I've kept this blog, on and off, since 2006. In 2015 I used it to chart daily encounters, images, thoughts and feelings about volcanic basalt/bluestone in Melbourne and Victoria, especially in the first part of the year. I plan to write a book provisionally titled Bluestone: An Emotional History, about human uses of and feelings for bluestone. But I am also working on quite a few other projects and a big grant application, especially now I am on research leave. I'm working mostly from home, then, for six months, and will need online sociability for company!

Friday, January 23, 2015

My Year with Bluestone: Pentridge Piazza: "it's like being someone special"

Pentridge prison was decommissioned  in 1997, and in the rush to privatisation that characterised his government, Victorian Premier Jeff Kennett sold nearly 30 hectares of crown land to private developers.

One of these, Peter Chiavaroli, whose family comes from Abruzzo, envisaged his housing development along the lines of Italian walled towns. The discourse is determinedly Italianate, with the "Centrale Chiara" rose garden and "Aurora" fountain, as well as the central concept of "Pentridge Piazza." 

It's a clever way to re-code a prison coded as grim and severe into a welcoming housing community. Architect and co-developer Luciano Crema cites the northern Italian town of Treviso as his inspiration.

There was also a local model too. One of the developer's early newsletters, from 2005, cited Carlton's Lygon St, another Italianate community of shops, bars and restaurants close to the University, as a model.

One article in the newsletter is headed, "Village is a must for strong family values," and features an interview with a woman, Cathy, who is now moving up to a larger house in the development (possible because the value of the first has gone up, naturally).
"You see," she says with the kind of passion reminiscent of her Lebanese heritage, "living in Pentridge means something very special. "We love it because it is our home, but we love it even more because it is like living with a great big family.
"And, you know, when you tell people you live in Pentridge Village, it's like being someone special."
She smiles at the thought and then, hugging herself as if to emphasise her point, she says, "It is difficult to explain, but we all feel so safe and happy here. We really are part of something special." 
Brilliant interviewing/copy-writing!  Demonstrates precisely the symbolic force of Pentridge as heritage site: nothing specific about ghastly haunted prisons, but simply something "special."

One of the first couples to buy were a policeman and his partner, who bought a two-bedroom warehouse shell in the old prison mill.

Interviewed in The Age, Mr Hinton was "not concerned about its violent history."

"If these walls could talk they would certainly have a bit to say, but I'm not bothered at all," Mr Hinton said.
Ms Shields thought the retention of the bluestone perimeter would provide a strong sense of community. 

The development has not been uncontroversial, stylistically, or in heritage terms. Here are a few pics I've found on the web, showing first, an attempt to build the apartments on top of the walls, over an archway that as Vaughn showed us yesterday, leads down to the old laundry, one of the oldest parts of the estate.

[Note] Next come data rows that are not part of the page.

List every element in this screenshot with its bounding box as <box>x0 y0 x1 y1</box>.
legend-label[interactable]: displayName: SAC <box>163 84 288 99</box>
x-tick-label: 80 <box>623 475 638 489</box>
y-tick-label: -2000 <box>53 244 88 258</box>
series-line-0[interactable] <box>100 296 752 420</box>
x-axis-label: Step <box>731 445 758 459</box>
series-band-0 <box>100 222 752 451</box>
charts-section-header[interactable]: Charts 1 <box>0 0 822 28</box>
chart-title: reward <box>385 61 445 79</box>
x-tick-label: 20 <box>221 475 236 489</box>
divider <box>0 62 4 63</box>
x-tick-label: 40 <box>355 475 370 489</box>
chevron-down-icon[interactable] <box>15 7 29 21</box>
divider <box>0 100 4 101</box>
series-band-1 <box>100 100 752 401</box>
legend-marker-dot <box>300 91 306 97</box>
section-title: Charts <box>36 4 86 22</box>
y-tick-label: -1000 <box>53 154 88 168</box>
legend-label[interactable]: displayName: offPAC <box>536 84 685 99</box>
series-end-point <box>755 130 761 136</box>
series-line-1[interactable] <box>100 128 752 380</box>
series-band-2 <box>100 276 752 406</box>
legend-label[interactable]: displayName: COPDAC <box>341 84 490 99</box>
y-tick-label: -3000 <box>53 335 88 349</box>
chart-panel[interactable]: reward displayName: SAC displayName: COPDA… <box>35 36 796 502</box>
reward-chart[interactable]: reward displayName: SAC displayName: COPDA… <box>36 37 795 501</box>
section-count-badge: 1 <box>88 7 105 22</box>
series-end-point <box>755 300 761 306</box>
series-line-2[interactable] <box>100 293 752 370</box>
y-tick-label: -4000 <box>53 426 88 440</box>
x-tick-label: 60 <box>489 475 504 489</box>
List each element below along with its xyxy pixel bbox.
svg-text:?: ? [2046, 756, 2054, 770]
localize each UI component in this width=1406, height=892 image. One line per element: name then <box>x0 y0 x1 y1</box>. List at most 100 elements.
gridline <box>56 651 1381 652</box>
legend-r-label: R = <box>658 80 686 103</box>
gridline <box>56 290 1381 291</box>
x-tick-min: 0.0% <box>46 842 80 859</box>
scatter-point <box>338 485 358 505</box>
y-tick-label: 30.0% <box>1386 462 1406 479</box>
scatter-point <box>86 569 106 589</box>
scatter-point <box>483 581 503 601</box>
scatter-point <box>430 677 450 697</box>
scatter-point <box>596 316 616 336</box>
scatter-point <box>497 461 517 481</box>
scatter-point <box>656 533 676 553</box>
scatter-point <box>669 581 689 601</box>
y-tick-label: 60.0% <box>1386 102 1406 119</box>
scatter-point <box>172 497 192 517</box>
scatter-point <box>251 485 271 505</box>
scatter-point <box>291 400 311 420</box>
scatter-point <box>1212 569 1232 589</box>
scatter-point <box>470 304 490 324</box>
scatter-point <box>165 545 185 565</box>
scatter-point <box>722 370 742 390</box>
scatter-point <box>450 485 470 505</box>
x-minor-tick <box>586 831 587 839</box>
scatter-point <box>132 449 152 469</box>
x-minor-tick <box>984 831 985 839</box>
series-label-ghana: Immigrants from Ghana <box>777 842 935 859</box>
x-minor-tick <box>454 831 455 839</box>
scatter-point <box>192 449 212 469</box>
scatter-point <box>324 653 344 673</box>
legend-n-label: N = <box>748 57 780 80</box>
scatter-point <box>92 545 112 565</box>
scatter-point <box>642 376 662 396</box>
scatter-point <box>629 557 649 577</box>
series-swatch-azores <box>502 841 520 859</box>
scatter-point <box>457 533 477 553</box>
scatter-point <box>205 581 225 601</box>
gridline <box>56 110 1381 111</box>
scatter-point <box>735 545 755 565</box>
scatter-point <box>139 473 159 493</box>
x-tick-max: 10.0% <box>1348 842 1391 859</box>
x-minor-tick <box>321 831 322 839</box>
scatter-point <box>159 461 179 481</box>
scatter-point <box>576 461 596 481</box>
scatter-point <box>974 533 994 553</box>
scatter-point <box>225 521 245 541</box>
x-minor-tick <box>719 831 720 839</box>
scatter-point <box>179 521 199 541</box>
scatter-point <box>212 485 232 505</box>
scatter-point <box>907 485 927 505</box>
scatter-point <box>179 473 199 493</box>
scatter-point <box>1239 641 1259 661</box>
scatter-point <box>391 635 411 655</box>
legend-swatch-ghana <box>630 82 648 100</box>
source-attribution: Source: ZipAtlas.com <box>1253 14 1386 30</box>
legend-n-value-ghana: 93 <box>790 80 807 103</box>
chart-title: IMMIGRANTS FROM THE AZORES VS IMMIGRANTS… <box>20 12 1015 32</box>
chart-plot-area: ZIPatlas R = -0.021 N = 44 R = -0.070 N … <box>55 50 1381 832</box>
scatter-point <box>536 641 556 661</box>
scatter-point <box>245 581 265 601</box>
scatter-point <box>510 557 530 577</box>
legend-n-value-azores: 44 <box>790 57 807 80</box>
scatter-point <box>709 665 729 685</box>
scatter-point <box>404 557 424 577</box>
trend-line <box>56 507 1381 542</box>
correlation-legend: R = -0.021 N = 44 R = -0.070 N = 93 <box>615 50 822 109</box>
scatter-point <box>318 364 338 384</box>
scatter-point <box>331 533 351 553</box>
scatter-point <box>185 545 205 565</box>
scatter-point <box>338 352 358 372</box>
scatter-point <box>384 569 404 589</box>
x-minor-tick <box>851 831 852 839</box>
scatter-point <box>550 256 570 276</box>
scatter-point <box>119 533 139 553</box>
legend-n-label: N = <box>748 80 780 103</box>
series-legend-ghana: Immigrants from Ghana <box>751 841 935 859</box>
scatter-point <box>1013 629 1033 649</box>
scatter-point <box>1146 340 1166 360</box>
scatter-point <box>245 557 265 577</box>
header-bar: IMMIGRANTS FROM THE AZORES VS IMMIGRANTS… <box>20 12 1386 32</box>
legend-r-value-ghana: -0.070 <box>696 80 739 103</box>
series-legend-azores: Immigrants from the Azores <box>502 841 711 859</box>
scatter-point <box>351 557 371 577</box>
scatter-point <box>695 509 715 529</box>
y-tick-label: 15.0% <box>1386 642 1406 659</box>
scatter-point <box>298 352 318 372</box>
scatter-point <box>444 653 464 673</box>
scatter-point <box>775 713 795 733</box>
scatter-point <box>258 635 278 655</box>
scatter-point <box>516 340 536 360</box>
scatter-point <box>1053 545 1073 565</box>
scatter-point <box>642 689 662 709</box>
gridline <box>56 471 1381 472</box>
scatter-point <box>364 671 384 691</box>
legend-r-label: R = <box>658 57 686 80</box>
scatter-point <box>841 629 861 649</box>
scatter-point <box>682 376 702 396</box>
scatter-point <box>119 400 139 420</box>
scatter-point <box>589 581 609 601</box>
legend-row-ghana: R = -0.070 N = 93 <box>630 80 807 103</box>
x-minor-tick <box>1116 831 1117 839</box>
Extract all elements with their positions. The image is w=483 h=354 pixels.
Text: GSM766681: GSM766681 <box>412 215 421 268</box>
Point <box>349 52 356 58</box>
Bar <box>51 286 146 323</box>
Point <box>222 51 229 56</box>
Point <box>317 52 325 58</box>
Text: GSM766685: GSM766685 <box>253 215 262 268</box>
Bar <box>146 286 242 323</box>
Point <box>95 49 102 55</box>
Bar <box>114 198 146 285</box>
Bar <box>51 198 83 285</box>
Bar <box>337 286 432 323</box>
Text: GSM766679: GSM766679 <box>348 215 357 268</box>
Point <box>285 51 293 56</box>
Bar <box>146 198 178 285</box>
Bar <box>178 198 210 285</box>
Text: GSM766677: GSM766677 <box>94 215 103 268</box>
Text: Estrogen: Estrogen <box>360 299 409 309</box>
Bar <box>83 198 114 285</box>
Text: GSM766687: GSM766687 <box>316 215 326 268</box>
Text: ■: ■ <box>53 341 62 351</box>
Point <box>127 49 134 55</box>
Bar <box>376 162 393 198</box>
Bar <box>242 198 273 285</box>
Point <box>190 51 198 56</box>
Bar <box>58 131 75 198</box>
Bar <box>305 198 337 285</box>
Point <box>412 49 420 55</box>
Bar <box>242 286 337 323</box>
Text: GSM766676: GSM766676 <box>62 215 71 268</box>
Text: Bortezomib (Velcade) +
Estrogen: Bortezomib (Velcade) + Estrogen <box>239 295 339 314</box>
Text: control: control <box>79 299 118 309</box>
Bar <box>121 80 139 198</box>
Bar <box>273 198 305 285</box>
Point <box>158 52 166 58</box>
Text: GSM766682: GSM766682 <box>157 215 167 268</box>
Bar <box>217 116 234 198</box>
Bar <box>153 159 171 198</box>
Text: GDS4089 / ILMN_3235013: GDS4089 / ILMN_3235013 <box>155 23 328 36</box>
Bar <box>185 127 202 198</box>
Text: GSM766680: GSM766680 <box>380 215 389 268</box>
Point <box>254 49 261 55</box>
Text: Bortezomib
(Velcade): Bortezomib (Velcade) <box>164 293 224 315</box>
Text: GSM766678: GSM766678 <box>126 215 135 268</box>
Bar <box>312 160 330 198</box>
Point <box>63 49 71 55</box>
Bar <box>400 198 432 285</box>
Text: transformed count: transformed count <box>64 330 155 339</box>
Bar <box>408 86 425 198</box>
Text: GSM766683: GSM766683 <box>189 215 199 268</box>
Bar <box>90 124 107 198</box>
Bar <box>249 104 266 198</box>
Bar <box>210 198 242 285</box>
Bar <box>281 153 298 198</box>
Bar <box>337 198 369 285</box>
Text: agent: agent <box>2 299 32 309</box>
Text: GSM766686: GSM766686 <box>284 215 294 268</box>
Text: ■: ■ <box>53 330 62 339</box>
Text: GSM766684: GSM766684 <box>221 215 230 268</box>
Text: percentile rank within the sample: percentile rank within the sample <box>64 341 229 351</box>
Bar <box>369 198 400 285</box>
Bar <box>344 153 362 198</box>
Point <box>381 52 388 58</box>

and here, a reminder that for all the "safety" and "community" of a walled village, that "safety" depended on making sure you didn't escape.

 I particularly like the way they have kept the interesting feature of the tower, but made steps up/down to it on the wall, to reduce the oppressive "prison affect" of the walls.


Geoff Winkler said...

I have been trying to make contact with you via "facebook" and "hangout", it seems to no avail.
I have many suggestions and ideas for subjects for your blog, including the (William) Stanford fountain. An excellent article was prepared on this and can be viewed on newsletter No.641 from: http://whitehat.com.au


Stephanie Trigg said...

Thanks, Geoff. I've been using some of the White Hat sites: they're terrific.

I don't normally friend people on Facebook if I don't know them, but have "confirmed" you now. I'm not on hangout. But am on twitter @stephanietrigg

Must dash to do some other work now, but that fountain is terrific, and a real testament to Stanford's skill with this intractable stone. I'll put it on the (growing) list of sites to go and visit.

Thanks so much for this! would love more ideas and comments!